Her chum was a little doubtful as to the wisdom of this course. She did not like to offend their friends in the Upedes. Yet the suggestion attracted Helen, too.
"I suppose if we freshmen stick together we'll have a better time, after all," she agreed.
As the time for the appearance of the stage drew near, approximately half the school was gathered to see the Infants disembark from Old Dolliver's Ark. Mary Cox arranged her Upedes on one side of the path and they began to sing:
"Uncle Noah, he drove an Ark —
One wide river to cross!
He made a landing at Briarwood Park —
One wide river to cross!
One wide river!
One wide river of Jordan!
One wide river!
One wide river to cross!"
Old Dolliver, all one wide grin and flapping duster, drove his bony horses to the stopping place with a flourish.
"Here we be!" he croaked. "The old craft is jest a-bulgin' over with Infants."
Mary Cox pulled open the door and the first newcomer popped out as though she had been clinging to the handle when The Fox made the movement.
"The Infants got out, one by one —
One wide river to cross!
First Infant bumps into a great big Stone —
One wide river to cross!"
And there really was Heavy to receive the newcomer with open arms, who said, while the others chanted the refrain:
"My name's Jennie Stone, and you're very welcome to Briarwood, and what's your name, Infant?"
The girls in the stage-coach had been forewarned by Old Dolliver as to their probable greeting, and they took this all in good part. They disembarked with their bags and parcels, while Tony Foyle appeared to help Old Dolliver down with the heavier luggage that was strapped upon the roof and in the boot behind. Mary Cox continued to line out the doggerel, inventing some telling hits as she went along, while the Upedes came in strongly on the refrain.
There was much laughter and confusion; but the arriving Infants were lined up two by two between the long rows of Briarwood girls and were forced to march toward the Hall by this narrow path.
"Come! we are Infants, too," exclaimed Ruth, pulling Helen by the sleeve. "We will lead the march."
She drew her chum away with her, and they introduced themselves to the girls at the head of the column of freshies.
"We are Helen Cameron and Ruth Fielding," said Ruth, cordially. "We only got here yesterday, so we are Infants, too. We will take you to the office of the Preceptress."
So the chums bore their share of the indignity of being marched up through the grounds like culprits, and halted the file at the steps of the main building.

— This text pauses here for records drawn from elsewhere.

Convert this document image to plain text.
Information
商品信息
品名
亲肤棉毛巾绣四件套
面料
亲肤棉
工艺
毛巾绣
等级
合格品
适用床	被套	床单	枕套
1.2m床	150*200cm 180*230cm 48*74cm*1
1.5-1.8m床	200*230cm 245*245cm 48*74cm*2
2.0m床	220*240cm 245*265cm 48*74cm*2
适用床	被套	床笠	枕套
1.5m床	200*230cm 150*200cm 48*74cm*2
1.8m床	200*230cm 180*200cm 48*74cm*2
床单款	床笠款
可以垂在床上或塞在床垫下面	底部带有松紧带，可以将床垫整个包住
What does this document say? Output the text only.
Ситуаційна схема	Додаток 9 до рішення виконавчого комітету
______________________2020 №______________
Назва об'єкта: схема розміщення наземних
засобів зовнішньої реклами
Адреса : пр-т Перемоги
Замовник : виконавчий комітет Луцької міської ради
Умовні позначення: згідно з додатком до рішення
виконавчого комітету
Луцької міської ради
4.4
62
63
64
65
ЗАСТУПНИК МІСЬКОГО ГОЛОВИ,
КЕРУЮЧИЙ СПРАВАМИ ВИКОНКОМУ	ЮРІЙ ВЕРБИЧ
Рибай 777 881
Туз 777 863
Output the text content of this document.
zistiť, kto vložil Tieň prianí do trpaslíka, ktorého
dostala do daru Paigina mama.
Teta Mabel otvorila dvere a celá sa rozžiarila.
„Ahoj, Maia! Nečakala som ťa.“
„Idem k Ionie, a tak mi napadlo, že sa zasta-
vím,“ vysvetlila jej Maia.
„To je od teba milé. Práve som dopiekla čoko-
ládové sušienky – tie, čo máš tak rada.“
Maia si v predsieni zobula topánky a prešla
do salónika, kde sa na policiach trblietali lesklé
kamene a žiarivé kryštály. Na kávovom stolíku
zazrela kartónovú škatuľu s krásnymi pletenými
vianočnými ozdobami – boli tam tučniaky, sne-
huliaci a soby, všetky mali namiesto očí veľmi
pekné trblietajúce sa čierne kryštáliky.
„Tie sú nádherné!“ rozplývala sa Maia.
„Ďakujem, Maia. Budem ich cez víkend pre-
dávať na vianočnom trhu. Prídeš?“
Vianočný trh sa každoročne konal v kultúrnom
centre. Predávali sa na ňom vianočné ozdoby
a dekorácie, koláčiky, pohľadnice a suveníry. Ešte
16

"We have Duet Number 2 in the West Dormitory," said Ruth, boldly, to the new-comers. "When you have found your rooms and got settled – after supper, that will be, – you are all invited to come to our room and get acquainted with the other Infants. We're going to get as many together this evening as we can. Now, do come!"
"Oh, Ruth!" whispered Helen, when they were out of ear-shot of the others. "What will the Upedes say?"
"We're not interfering with either of the school clubs," declared her chum, emphatically. "But I guess it won't hurt us to become acquainted with those who are as new here as ourselves. The old girls don't feel strange, or lost; it is these new ones that need to be made to feel at home."